Une première. L’ONU a rendu, hier, un hommage mondial à ses nombreux collaborateurs tués depuis le début de l’expédition meurtrière de l’armée israélienne à Ghaza. Sobre et discrète, l’initiative a consisté en l’observation d’une minute de silence «en privé», hier matin, à l’appel d’Antonio Guterres, dans tous les pays où l’Organisation dispose de représentations.
Habitué à s’effacer, par vocation éthique et conformément aux principes de neutralité et d’impartialité qui fondent son action, le très pointilleux système des Nations unies (SNU) s’oblige, en l’occurrence, à une exception, certes entourée de toutes les précautions formelles, dont la portée politique et diplomatique n’est pas anodine.
Les pertes humaines dans les rangs des personnels des agences onusiennes, à des seuils jamais atteints auparavant dans un conflit armé, confortent symboliquement et matériellement le caractère particulièrement criminel de l’enfer abattu par l’armée israélienne sur la population de Ghaza. Le raisonnement est simple : si les agents onusiens tombent comme des mouches, c'est que le permis de tuer délivré à Tsahal depuis plus d’un mois est bien sans limites concernant les Palestiniens.
L’hommage-recueillement a été décidé il y a une semaine, à la suite de la frappe aérienne qui a touché le siège du Programme des Nations unies pour le développement (PNUD) dans l’enclave. Le fait n’est pas isolé. L’Office de secours et de travaux des Nations unies pour les réfugiés palestiniens (UNRWA), dont les structures sont le principal abri pour les civils sur place, a fait état, il y a quelques jours, de la mort d’une centaine de ses agents depuis le début du conflit.
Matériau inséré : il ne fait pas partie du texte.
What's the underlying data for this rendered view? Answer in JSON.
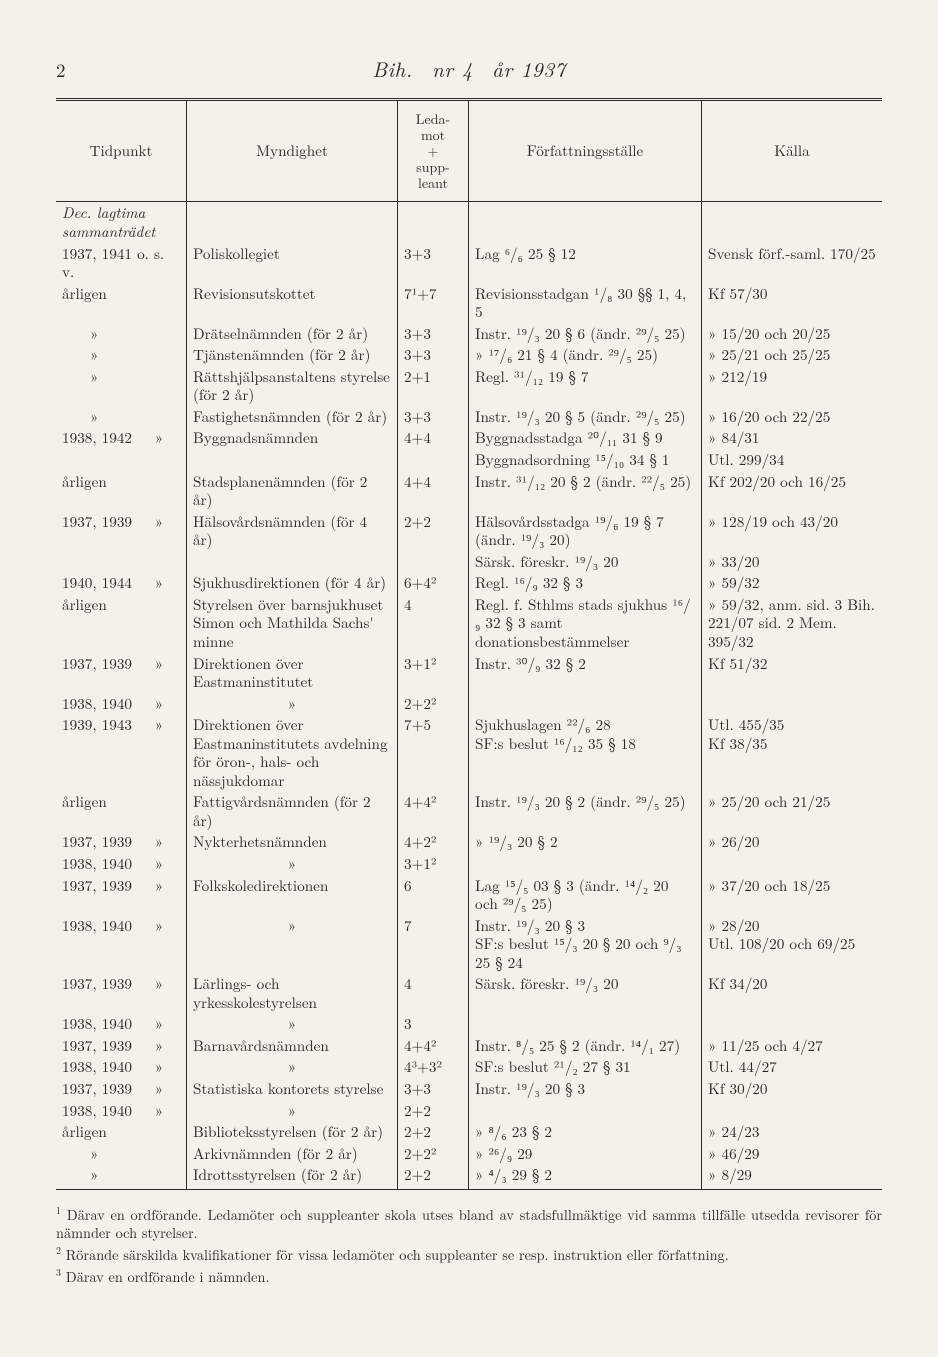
{
  "header": {
    "page_number": "2",
    "running_title_prefix": "Bih.",
    "running_title_nr": "nr 4",
    "running_title_year": "år 1937"
  },
  "columns": {
    "c1": "Tidpunkt",
    "c2": "Myndighet",
    "c3": "Leda-\nmot\n+\nsupp-\nleant",
    "c4": "Författningsställe",
    "c5": "Källa"
  },
  "block_heading": "Dec. lagtima\nsammanträdet",
  "rows": [
    {
      "c1": "1937, 1941 o. s. v.",
      "c2": "Poliskollegiet",
      "c3": "3+3",
      "c4": "Lag ⁶/₆ 25  §  12",
      "c5": "Svensk förf.-saml. 170/25"
    },
    {
      "c1": "årligen",
      "c2": "Revisionsutskottet",
      "c3": "7¹+7",
      "c4": "Revisionsstadgan ¹/₈ 30 §§ 1, 4, 5",
      "c5": "Kf 57/30"
    },
    {
      "c1": "»",
      "c2": "Drätselnämnden (för 2 år)",
      "c3": "3+3",
      "c4": "Instr. ¹⁹/₃ 20  §  6 (ändr. ²⁹/₅ 25)",
      "c5": "»   15/20 och 20/25"
    },
    {
      "c1": "»",
      "c2": "Tjänstenämnden (för 2 år)",
      "c3": "3+3",
      "c4": "»   ¹⁷/₆ 21  §  4 (ändr. ²⁹/₅ 25)",
      "c5": "»   25/21 och 25/25"
    },
    {
      "c1": "»",
      "c2": "Rättshjälpsanstaltens styrelse (för 2 år)",
      "c3": "2+1",
      "c4": "Regl. ³¹/₁₂ 19  §  7",
      "c5": "»   212/19"
    },
    {
      "c1": "»",
      "c2": "Fastighetsnämnden (för 2 år)",
      "c3": "3+3",
      "c4": "Instr. ¹⁹/₃ 20  §  5 (ändr. ²⁹/₅ 25)",
      "c5": "»   16/20 och 22/25"
    },
    {
      "c1": "1938, 1942   »",
      "c2": "Byggnadsnämnden",
      "c3": "4+4",
      "c4": "Byggnadsstadga ²⁰/₁₁ 31 § 9",
      "c5": "»   84/31"
    },
    {
      "c1": "",
      "c2": "",
      "c3": "",
      "c4": "Byggnadsordning ¹⁵/₁₀ 34 § 1",
      "c5": "Utl. 299/34"
    },
    {
      "c1": "årligen",
      "c2": "Stadsplanenämnden (för 2 år)",
      "c3": "4+4",
      "c4": "Instr. ³¹/₁₂ 20  §  2 (ändr. ²²/₅ 25)",
      "c5": "Kf 202/20 och 16/25"
    },
    {
      "c1": "1937, 1939   »",
      "c2": "Hälsovårdsnämnden (för 4 år)",
      "c3": "2+2",
      "c4": "Hälsovårdsstadga ¹⁹/₆ 19 § 7 (ändr. ¹⁹/₃ 20)",
      "c5": "»   128/19 och 43/20"
    },
    {
      "c1": "",
      "c2": "",
      "c3": "",
      "c4": "Särsk. föreskr. ¹⁹/₃ 20",
      "c5": "»   33/20"
    },
    {
      "c1": "1940, 1944   »",
      "c2": "Sjukhusdirektionen (för 4 år)",
      "c3": "6+4²",
      "c4": "Regl. ¹⁶/₉ 32  §  3",
      "c5": "»   59/32"
    },
    {
      "c1": "årligen",
      "c2": "Styrelsen över barnsjuk­huset Simon och Ma­thilda Sachs' minne",
      "c3": "4",
      "c4": "Regl. f. Sthlms stads sjukhus ¹⁶/₉ 32 § 3 samt donationsbestämmel­ser",
      "c5": "»  59/32, anm. sid. 3 Bih. 221/07 sid. 2 Mem. 395/32"
    },
    {
      "c1": "1937, 1939   »",
      "c2": "Direktionen över East­maninstitutet",
      "c3": "3+1²",
      "c4": "Instr. ³⁰/₉ 32  §  2",
      "c5": "Kf 51/32"
    },
    {
      "c1": "1938, 1940   »",
      "c2": "»",
      "c3": "2+2²",
      "c4": "",
      "c5": ""
    },
    {
      "c1": "1939, 1943   »",
      "c2": "Direktionen över East­maninstitutets avdel­ning för öron-, hals- och nässjukdomar",
      "c3": "7+5",
      "c4": "Sjukhuslagen ²²/₆ 28\nSF:s beslut ¹⁶/₁₂ 35 § 18",
      "c5": "Utl. 455/35\nKf 38/35"
    },
    {
      "c1": "årligen",
      "c2": "Fattigvårdsnämnden (för 2 år)",
      "c3": "4+4²",
      "c4": "Instr. ¹⁹/₃ 20  §  2 (ändr. ²⁹/₅ 25)",
      "c5": "»   25/20 och 21/25"
    },
    {
      "c1": "1937, 1939   »",
      "c2": "Nykterhetsnämnden",
      "c3": "4+2²",
      "c4": "»   ¹⁹/₃ 20  §  2",
      "c5": "»   26/20"
    },
    {
      "c1": "1938, 1940   »",
      "c2": "»",
      "c3": "3+1²",
      "c4": "",
      "c5": ""
    },
    {
      "c1": "1937, 1939   »",
      "c2": "Folkskoledirektionen",
      "c3": "6",
      "c4": "Lag ¹⁵/₅ 03 § 3 (ändr. ¹⁴/₂ 20 och ²⁹/₅ 25)",
      "c5": "»   37/20 och 18/25"
    },
    {
      "c1": "1938, 1940   »",
      "c2": "»",
      "c3": "7",
      "c4": "Instr. ¹⁹/₃ 20 § 3\nSF:s beslut ¹⁵/₃ 20 § 20 och ⁹/₃ 25 § 24",
      "c5": "»   28/20\nUtl. 108/20 och 69/25"
    },
    {
      "c1": "1937, 1939   »",
      "c2": "Lärlings- och yrkes­skolestyrelsen",
      "c3": "4",
      "c4": "Särsk. föreskr. ¹⁹/₃ 20",
      "c5": "Kf 34/20"
    },
    {
      "c1": "1938, 1940   »",
      "c2": "»",
      "c3": "3",
      "c4": "",
      "c5": ""
    },
    {
      "c1": "1937, 1939   »",
      "c2": "Barnavårdsnämnden",
      "c3": "4+4²",
      "c4": "Instr. ⁸/₅ 25  §  2 (ändr. ¹⁴/₁ 27)",
      "c5": "»   11/25 och 4/27"
    },
    {
      "c1": "1938, 1940   »",
      "c2": "»",
      "c3": "4³+3²",
      "c4": "SF:s beslut ²¹/₂ 27 § 31",
      "c5": "Utl. 44/27"
    },
    {
      "c1": "1937, 1939   »",
      "c2": "Statistiska kontorets styrelse",
      "c3": "3+3",
      "c4": "Instr. ¹⁹/₃ 20  §  3",
      "c5": "Kf 30/20"
    },
    {
      "c1": "1938, 1940   »",
      "c2": "»",
      "c3": "2+2",
      "c4": "",
      "c5": ""
    },
    {
      "c1": "årligen",
      "c2": "Biblioteksstyrelsen (för 2 år)",
      "c3": "2+2",
      "c4": "»   ⁸/₆ 23  §  2",
      "c5": "»   24/23"
    },
    {
      "c1": "»",
      "c2": "Arkivnämnden (för 2 år)",
      "c3": "2+2²",
      "c4": "»   ²⁶/₉ 29",
      "c5": "»   46/29"
    },
    {
      "c1": "»",
      "c2": "Idrottsstyrelsen (för 2 år)",
      "c3": "2+2",
      "c4": "»   ⁴/₃ 29  §  2",
      "c5": "»   8/29"
    }
  ],
  "footnotes": {
    "f1": "Därav en ordförande.  Ledamöter och suppleanter skola utses bland av stadsfullmäktige vid samma tillfälle utsedda revisorer för nämnder och styrelser.",
    "f2": "Rörande särskilda kvalifikationer för vissa ledamöter och suppleanter se resp. instruktion eller författning.",
    "f3": "Därav en ordförande i nämnden."
  }
}
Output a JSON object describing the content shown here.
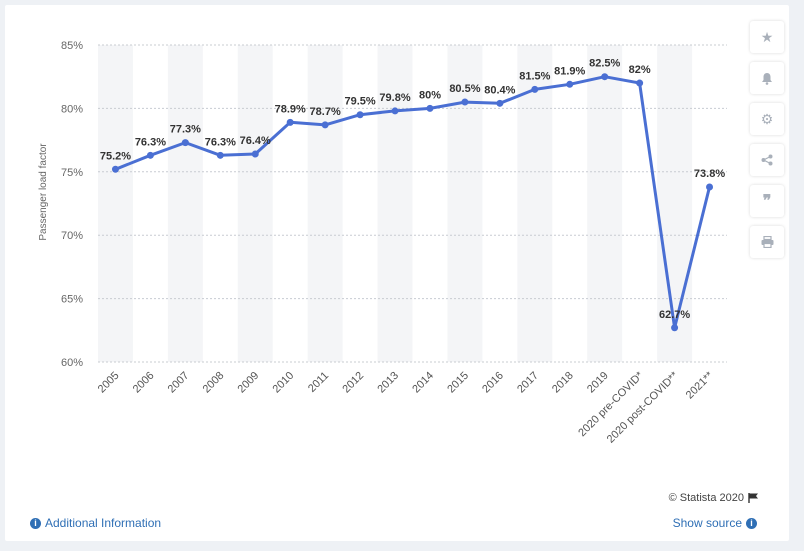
{
  "chart_data": {
    "type": "line",
    "categories": [
      "2005",
      "2006",
      "2007",
      "2008",
      "2009",
      "2010",
      "2011",
      "2012",
      "2013",
      "2014",
      "2015",
      "2016",
      "2017",
      "2018",
      "2019",
      "2020 pre-COVID*",
      "2020 post-COVID**",
      "2021**"
    ],
    "series": [
      {
        "name": "Passenger load factor",
        "values": [
          75.2,
          76.3,
          77.3,
          76.3,
          76.4,
          78.9,
          78.7,
          79.5,
          79.8,
          80.0,
          80.5,
          80.4,
          81.5,
          81.9,
          82.5,
          82.0,
          62.7,
          73.8
        ]
      }
    ],
    "labels": [
      "75.2%",
      "76.3%",
      "77.3%",
      "76.3%",
      "76.4%",
      "78.9%",
      "78.7%",
      "79.5%",
      "79.8%",
      "80%",
      "80.5%",
      "80.4%",
      "81.5%",
      "81.9%",
      "82.5%",
      "82%",
      "62.7%",
      "73.8%"
    ],
    "ylabel": "Passenger load factor",
    "ylim": [
      60,
      85
    ],
    "yticks": [
      60,
      65,
      70,
      75,
      80,
      85
    ],
    "ytick_labels": [
      "60%",
      "65%",
      "70%",
      "75%",
      "80%",
      "85%"
    ],
    "colors": {
      "line": "#4a6fd3",
      "band": "#f4f5f7",
      "grid": "#c8ccd2"
    }
  },
  "footer": {
    "additional_info": "Additional Information",
    "show_source": "Show source",
    "credit": "© Statista 2020"
  },
  "toolbar": [
    "star-icon",
    "bell-icon",
    "gear-icon",
    "share-icon",
    "quote-icon",
    "print-icon"
  ]
}
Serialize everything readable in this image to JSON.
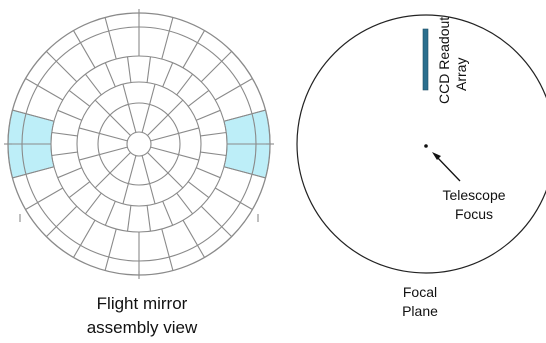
{
  "left_panel": {
    "caption_line1": "Flight mirror",
    "caption_line2": "assembly view",
    "stroke_color": "#8a8a8a",
    "highlight_color": "#bdeef8"
  },
  "right_panel": {
    "ccd_label_line1": "CCD Readout",
    "ccd_label_line2": "Array",
    "focus_label_line1": "Telescope",
    "focus_label_line2": "Focus",
    "plane_label_line1": "Focal",
    "plane_label_line2": "Plane",
    "ccd_color": "#2b6f8e",
    "arrow_icon": "arrow-icon"
  }
}
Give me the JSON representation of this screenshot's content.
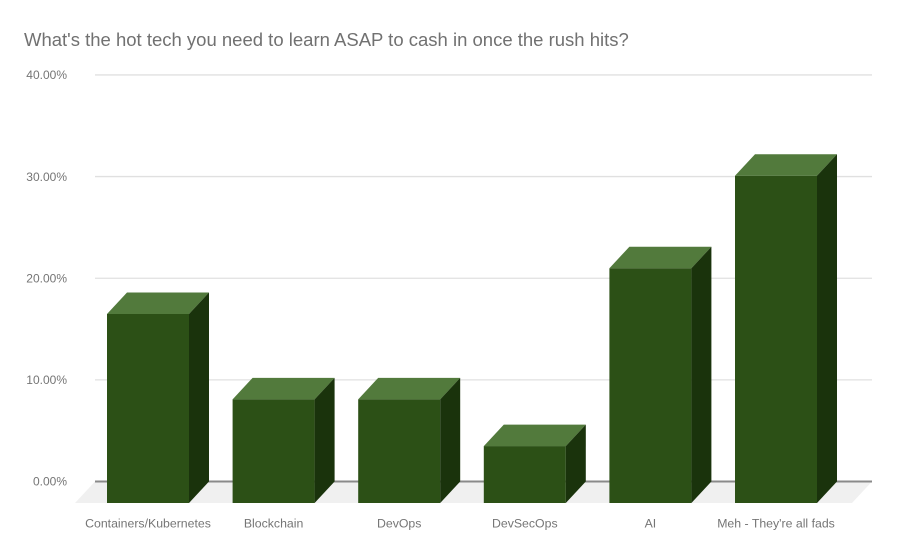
{
  "chart_data": {
    "type": "bar",
    "variant": "3d-column",
    "title": "What's the hot tech you need to learn ASAP to cash in once the rush hits?",
    "categories": [
      "Containers/Kubernetes",
      "Blockchain",
      "DevOps",
      "DevSecOps",
      "AI",
      "Meh - They're all fads"
    ],
    "values": [
      18.6,
      10.2,
      10.2,
      5.6,
      23.1,
      32.2
    ],
    "value_unit": "percent",
    "ylim": [
      0,
      40
    ],
    "yticks": [
      0,
      10,
      20,
      30,
      40
    ],
    "ytick_labels": [
      "0.00%",
      "10.00%",
      "20.00%",
      "30.00%",
      "40.00%"
    ],
    "xlabel": "",
    "ylabel": "",
    "grid": true,
    "legend": "none",
    "colors": {
      "bar_front": "#2c5016",
      "bar_top": "#527a3c",
      "bar_side": "#1a330c",
      "floor": "#f0f0f0",
      "gridline": "#e0e0e0",
      "zero_line": "#8a8a8a",
      "title_text": "#717171",
      "axis_text": "#757575",
      "background": "#ffffff"
    }
  }
}
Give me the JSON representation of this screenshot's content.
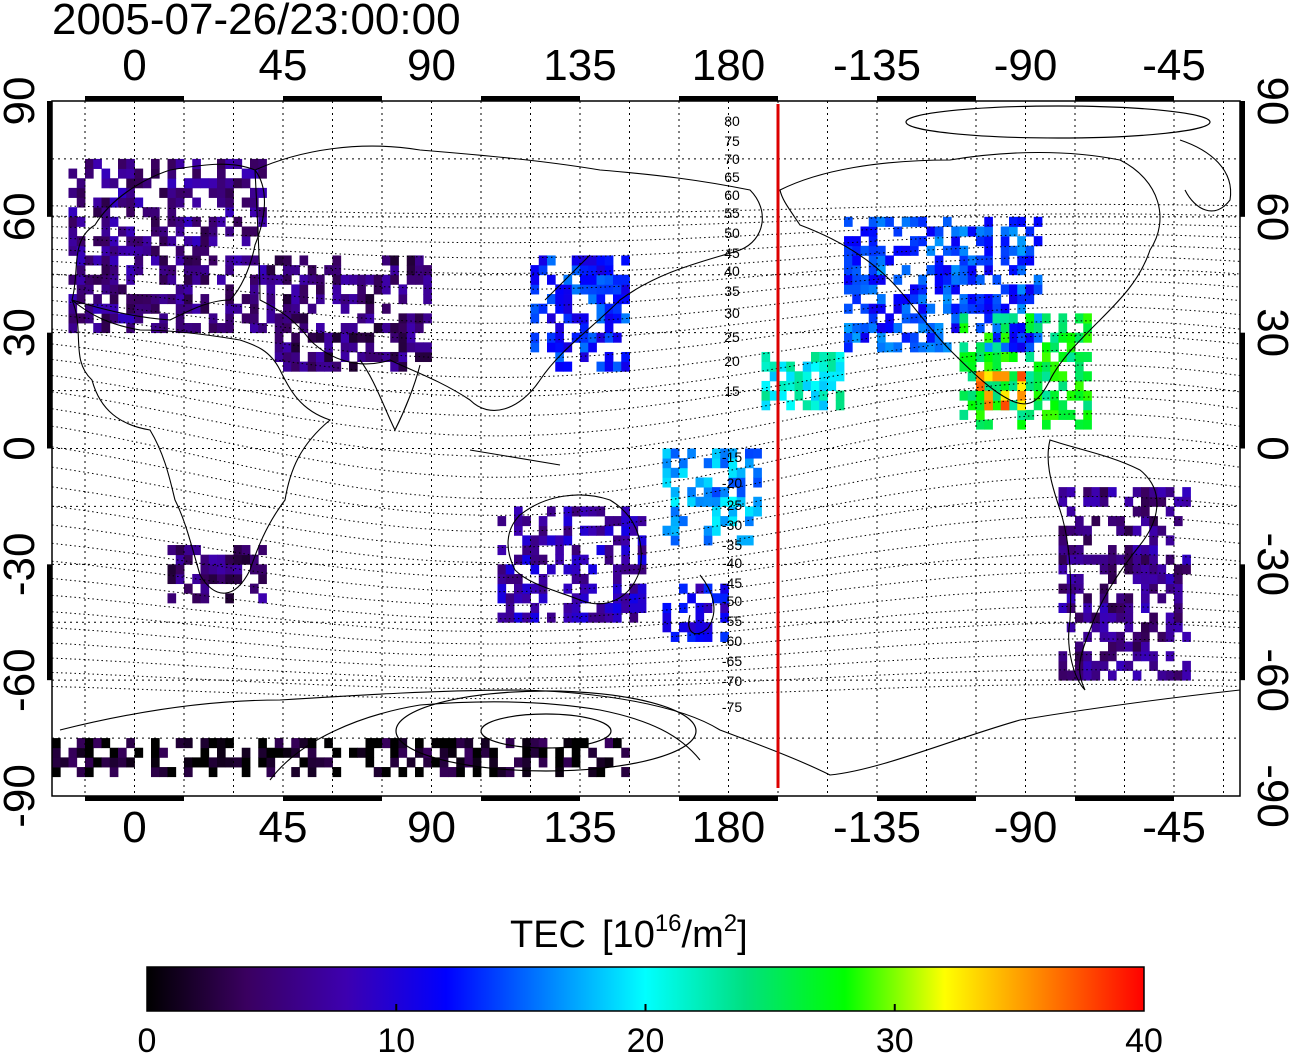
{
  "title": "2005-07-26/23:00:00",
  "lon_ticks_top": [
    "0",
    "45",
    "90",
    "135",
    "180",
    "-135",
    "-90",
    "-45"
  ],
  "lon_ticks_bottom": [
    "0",
    "45",
    "90",
    "135",
    "180",
    "-135",
    "-90",
    "-45"
  ],
  "lat_ticks_left": [
    "90",
    "60",
    "30",
    "0",
    "-30",
    "-60",
    "-90"
  ],
  "lat_ticks_right": [
    "90",
    "60",
    "30",
    "0",
    "-30",
    "-60",
    "-90"
  ],
  "magnetic_latitude_labels": [
    "80",
    "75",
    "70",
    "65",
    "60",
    "55",
    "50",
    "45",
    "40",
    "35",
    "30",
    "25",
    "20",
    "15",
    "-15",
    "-20",
    "-25",
    "-30",
    "-35",
    "-40",
    "-45",
    "-50",
    "-55",
    "-60",
    "-65",
    "-70",
    "-75"
  ],
  "colorbar": {
    "title": "TEC",
    "unit_prefix": "[10",
    "unit_exp1": "16",
    "unit_mid": "/m",
    "unit_exp2": "2",
    "unit_suffix": "]",
    "ticks": [
      "0",
      "10",
      "20",
      "30",
      "40"
    ],
    "min": 0,
    "max": 40,
    "stops": [
      "#000000",
      "#3a0060",
      "#3d00b0",
      "#0000ff",
      "#0080ff",
      "#00ffff",
      "#00e080",
      "#00ff00",
      "#ffff00",
      "#ff8000",
      "#ff0000"
    ]
  },
  "chart_data": {
    "type": "heatmap",
    "title": "2005-07-26/23:00:00",
    "xlim_lon": [
      -25,
      335
    ],
    "ylim_lat": [
      -90,
      90
    ],
    "grid": true,
    "marker_line_lon": 195,
    "marker_line_color": "#dd0000",
    "colorbar_label": "TEC [10^16/m^2]",
    "colorbar_range": [
      0,
      40
    ],
    "tec_regions": [
      {
        "lon": [
          -20,
          40
        ],
        "lat": [
          30,
          75
        ],
        "tec": 6
      },
      {
        "lon": [
          40,
          90
        ],
        "lat": [
          20,
          50
        ],
        "tec": 5
      },
      {
        "lon": [
          120,
          150
        ],
        "lat": [
          20,
          50
        ],
        "tec": 13
      },
      {
        "lon": [
          215,
          275
        ],
        "lat": [
          25,
          60
        ],
        "tec": 14
      },
      {
        "lon": [
          250,
          290
        ],
        "lat": [
          5,
          35
        ],
        "tec": 26
      },
      {
        "lon": [
          255,
          270
        ],
        "lat": [
          10,
          20
        ],
        "tec": 35
      },
      {
        "lon": [
          280,
          320
        ],
        "lat": [
          -60,
          -10
        ],
        "tec": 6
      },
      {
        "lon": [
          10,
          40
        ],
        "lat": [
          -40,
          -25
        ],
        "tec": 5
      },
      {
        "lon": [
          110,
          155
        ],
        "lat": [
          -45,
          -15
        ],
        "tec": 8
      },
      {
        "lon": [
          160,
          180
        ],
        "lat": [
          -50,
          -35
        ],
        "tec": 11
      },
      {
        "lon": [
          -25,
          150
        ],
        "lat": [
          -85,
          -75
        ],
        "tec": 1
      },
      {
        "lon": [
          190,
          215
        ],
        "lat": [
          10,
          25
        ],
        "tec": 21
      },
      {
        "lon": [
          160,
          190
        ],
        "lat": [
          -25,
          0
        ],
        "tec": 17
      }
    ]
  }
}
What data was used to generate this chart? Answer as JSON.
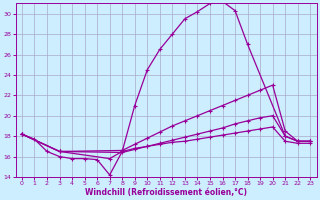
{
  "xlabel": "Windchill (Refroidissement éolien,°C)",
  "bg_color": "#cceeff",
  "line_color": "#990099",
  "grid_color": "#aaaacc",
  "xlim": [
    -0.5,
    23.5
  ],
  "ylim": [
    14,
    31
  ],
  "yticks": [
    14,
    16,
    18,
    20,
    22,
    24,
    26,
    28,
    30
  ],
  "xticks": [
    0,
    1,
    2,
    3,
    4,
    5,
    6,
    7,
    8,
    9,
    10,
    11,
    12,
    13,
    14,
    15,
    16,
    17,
    18,
    19,
    20,
    21,
    22,
    23
  ],
  "curve1_x": [
    0,
    1,
    2,
    3,
    4,
    5,
    6,
    7,
    8,
    9,
    10,
    11,
    12,
    13,
    14,
    15,
    16,
    17,
    18,
    21,
    22,
    23
  ],
  "curve1_y": [
    18.2,
    17.7,
    16.5,
    16.0,
    15.8,
    15.8,
    15.7,
    14.2,
    16.5,
    21.0,
    24.5,
    26.5,
    28.0,
    29.5,
    30.2,
    31.0,
    31.2,
    30.3,
    27.0,
    18.0,
    17.5,
    17.5
  ],
  "curve2_x": [
    0,
    3,
    8,
    9,
    10,
    11,
    12,
    13,
    14,
    15,
    16,
    17,
    18,
    19,
    20,
    21,
    22,
    23
  ],
  "curve2_y": [
    18.2,
    16.5,
    16.6,
    17.2,
    17.8,
    18.4,
    19.0,
    19.5,
    20.0,
    20.5,
    21.0,
    21.5,
    22.0,
    22.5,
    23.0,
    18.5,
    17.5,
    17.5
  ],
  "curve3_x": [
    0,
    3,
    8,
    9,
    10,
    11,
    12,
    13,
    14,
    15,
    16,
    17,
    18,
    19,
    20,
    21,
    22,
    23
  ],
  "curve3_y": [
    18.2,
    16.5,
    16.4,
    16.7,
    17.0,
    17.3,
    17.6,
    17.9,
    18.2,
    18.5,
    18.8,
    19.2,
    19.5,
    19.8,
    20.0,
    18.0,
    17.5,
    17.5
  ],
  "curve4_x": [
    0,
    3,
    7,
    8,
    9,
    10,
    11,
    12,
    13,
    14,
    15,
    16,
    17,
    18,
    19,
    20,
    21,
    22,
    23
  ],
  "curve4_y": [
    18.2,
    16.5,
    15.8,
    16.5,
    16.8,
    17.0,
    17.2,
    17.4,
    17.5,
    17.7,
    17.9,
    18.1,
    18.3,
    18.5,
    18.7,
    18.9,
    17.5,
    17.3,
    17.3
  ]
}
Bâtiments, écoles, centres sociaux et de santé… les locaux affectés aux représentations humanitaires de l’ONU sur place, censés bénéficier du bouclier immunitaire garanti par leur statut, n’échappent pas à l’aveugle vindicte de Tel-Aviv et à l’étendue ouverte de sa marge de «dégâts collatéraux».
La tactique de tout réduire en décombres dans l’enclave, tuer en masse et sans distinction, pour pousser les populations à l’exode en dehors du cimetière fumant programmé, semble manifestement fonctionner, également, s’agissant des institutions locales de l’humanitaire onusien. Et puis l’ONU, à commencer par son secrétaire général, se rend «coupable», depuis des semaines, de contester les crimes de guerre d’Israël, de documenter la catastrophe humanitaire sur place et d’appeler à un cessez-le-feu. Il y a quinze jours, le représentant israélien à l’ONU, Gilad Erdan, avait, pour rappel, piqué une crise, menacé de reconsidérer les relations de l’Etat hébreu avec l’institution internationale et invité Antonio Guterres à démissionner «immédiatement» pour avoir déclaré que l’attaque du Hamas n’était pas venue de nulle part.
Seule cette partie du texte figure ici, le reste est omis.